I am full of shit right now. I am so excuse driven that I almost believe I can't do anything except make an excuse. I have such big dreams in my heart and mind, but when its time to take that leap of faith, I slink back to my cave...the inner recesses of my mind. You would have thought I have never accomplished anything in my life. But somehow I am feeling like I am in my own way and can't get past myself.
I do not believe I am having a mid-life crisis. I don't think I am having a mental health break-down. I do suspect that perhaps depression is making its way back into town and looking me up for old times sake. I have learned a thing or two about myself over these last few years and I would say depression is trying to vacation in my space.
All the old tools don't work, I have to arm myself with a new box of tools for this new slick and witty and seductive form of depression. It doesn't ask me to do dangerous stuff or harm myself. It says: you are doing too much, rest, stop dreaming, settle, go along with the grain. You don't want to swim up stream do you? Eat, eat, eat, drink, drink, drink, eat, eat. Tomorrow work out or walk. Tomorrow do something different. Right now indulge you, feed you. Make yourself feel better now. Excuses are the tools of the devil and I have been accepting his gifts.

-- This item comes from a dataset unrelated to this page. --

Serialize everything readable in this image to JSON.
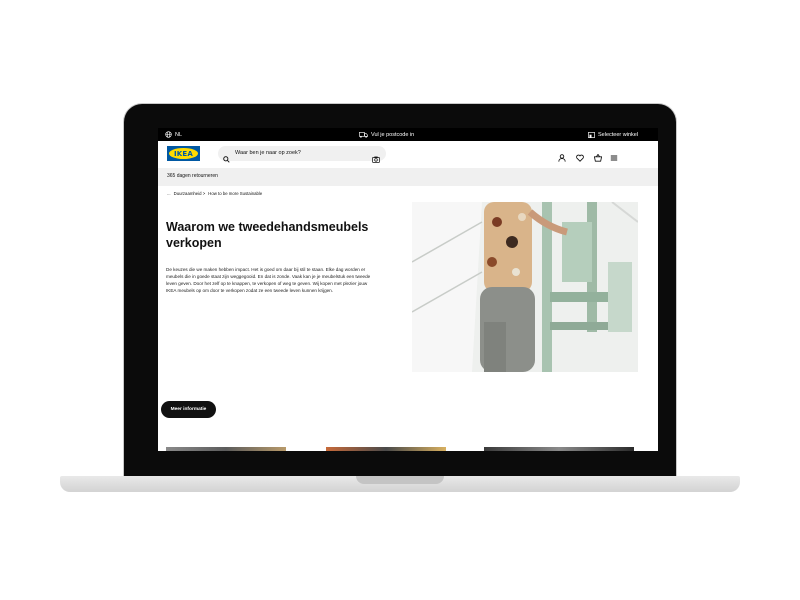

The old me would have been totally seduced... easily and readily falling into old habits. The transitioning me knows better. Oh yeah some of the seduction has been successful. That's why I am lamenting. That's why I am sharing and purging my soul.
I am going to bed armed with prayers and positive affirmations. I am jumping out this bed in the morning and I am chasing the devil back into the ether. What is required is sound sleep. Peaceful rest and a deep abiding belief in knowing that I have all that I need for this part of my journey. God has my back for sure.
I cannot and must not entertain this seductive menace. I've got things to do and love to make. I am keeping the faith for sure.